Incidentally, residents of the faraway Territory of Hawaii had to cough up US $ 9.50, a sum which corresponded to $ 175 or so in 2024 currency, for the privilege of owning a Man from Mars radio hat.
A radio hat wearer inhabiting the wilds of New York City could have listened to broadcasts from 10 to 15 or so stations. Another one inhabiting the wilds of the Territory of Alaska would not have been so lucky. You see, the equipment of the Man from Mars radio hat seemingly had an effective range of 32 or so kilometres (20 or so miles).
Would you believe that some teenage American couples tuned their radio hats to the same station, put their earphones in their ear canals and boogied the night away in bars?
A young couple like the one we saw at the beginning of this article, you ask, my romantic reading friend? Err, I guess so.
Actually, in order to find my inner beast, like Stuart, Kevin and Bob in the popular 2022 American French comedy animation motion picture Minions: The Rise of Gru, and prepare the 2nd part of this exhilarating article, I think the time has come to conclude the 1st part of said article, do you not agree?

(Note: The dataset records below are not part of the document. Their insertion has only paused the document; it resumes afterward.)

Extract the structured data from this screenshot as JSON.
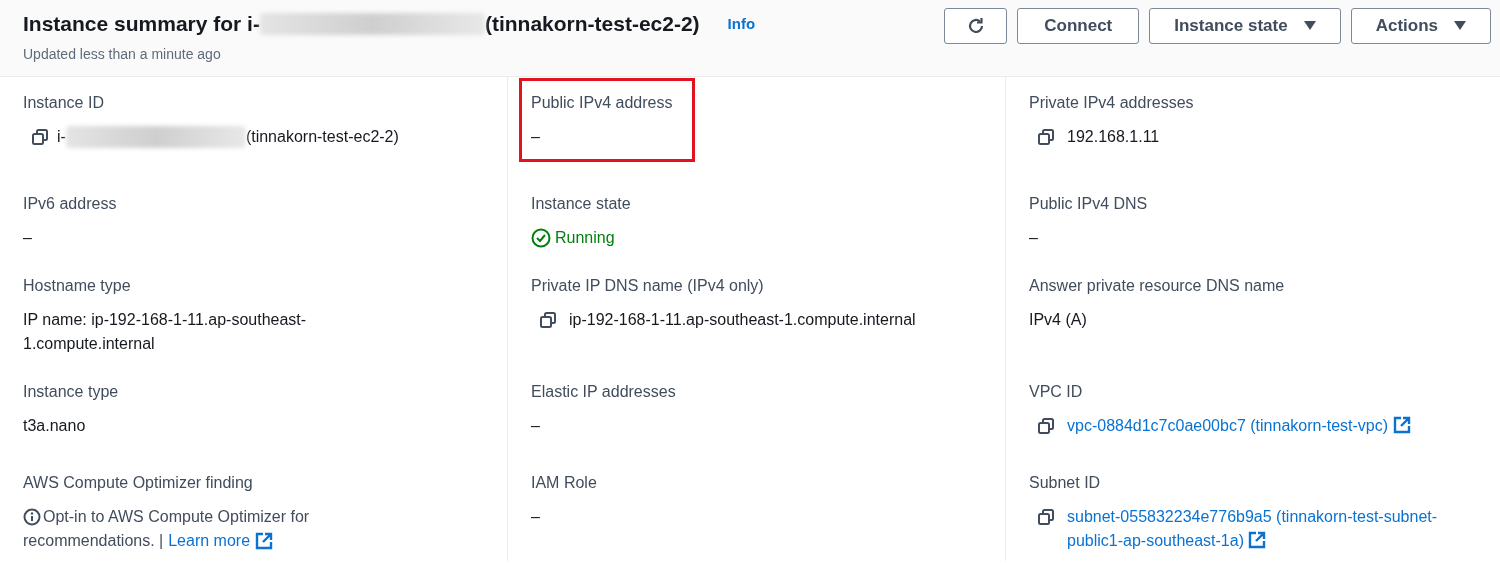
{
  "header": {
    "title_prefix": "Instance summary for i-",
    "title_suffix": "(tinnakorn-test-ec2-2)",
    "info_link": "Info",
    "subtitle": "Updated less than a minute ago",
    "buttons": [
      {
        "kind": "refresh"
      },
      {
        "kind": "text",
        "label": "Connect"
      },
      {
        "kind": "dropdown",
        "label": "Instance state"
      },
      {
        "kind": "dropdown",
        "label": "Actions"
      }
    ]
  },
  "rows": [
    {
      "fields": [
        {
          "label": "Instance ID",
          "kind": "redacted",
          "highlighted": false,
          "prefix": "i-",
          "value": "(tinnakorn-test-ec2-2)"
        },
        {
          "label": "Public IPv4 address",
          "kind": "text",
          "highlighted": true,
          "value": "–"
        },
        {
          "label": "Private IPv4 addresses",
          "kind": "copy",
          "highlighted": false,
          "value": "192.168.1.11"
        }
      ]
    },
    {
      "fields": [
        {
          "label": "IPv6 address",
          "kind": "text",
          "highlighted": false,
          "value": "–"
        },
        {
          "label": "Instance state",
          "kind": "status",
          "highlighted": false,
          "value": "Running"
        },
        {
          "label": "Public IPv4 DNS",
          "kind": "text",
          "highlighted": false,
          "value": "–"
        }
      ]
    },
    {
      "fields": [
        {
          "label": "Hostname type",
          "kind": "text",
          "highlighted": false,
          "value": "IP name: ip-192-168-1-11.ap-southeast-1.compute.internal"
        },
        {
          "label": "Private IP DNS name (IPv4 only)",
          "kind": "copy",
          "highlighted": false,
          "value": "ip-192-168-1-11.ap-southeast-1.compute.internal"
        },
        {
          "label": "Answer private resource DNS name",
          "kind": "text",
          "highlighted": false,
          "value": "IPv4 (A)"
        }
      ]
    },
    {
      "fields": [
        {
          "label": "Instance type",
          "kind": "text",
          "highlighted": false,
          "value": "t3a.nano"
        },
        {
          "label": "Elastic IP addresses",
          "kind": "text",
          "highlighted": false,
          "value": "–"
        },
        {
          "label": "VPC ID",
          "kind": "link",
          "highlighted": false,
          "value": "vpc-0884d1c7c0ae00bc7 (tinnakorn-test-vpc)"
        }
      ]
    },
    {
      "fields": [
        {
          "label": "AWS Compute Optimizer finding",
          "kind": "optimizer",
          "highlighted": false,
          "lines": [
            "Opt-in to AWS Compute Optimizer for",
            "recommendations. |"
          ],
          "link": "Learn more"
        },
        {
          "label": "IAM Role",
          "kind": "text",
          "highlighted": false,
          "value": "–"
        },
        {
          "label": "Subnet ID",
          "kind": "link",
          "highlighted": false,
          "value": "subnet-055832234e776b9a5 (tinnakorn-test-subnet-public1-ap-southeast-1a)"
        }
      ]
    }
  ]
}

And yes, that 1st part was very long and somewhat lacking in seriousness. Am I sorry, you ask, my reading friend? Not really. To paraphrase, out of context, the Austrian musician / composer Joannes Chrysostomus Wolfgangus Theophilus Mozart, better known as Wolfgang Amadeus Mozart, in the 1984 (!) American biographical drama motion picture Amadeus, the people who try to popularise science and technology should not be so lofty they sound as if they sh*t marble!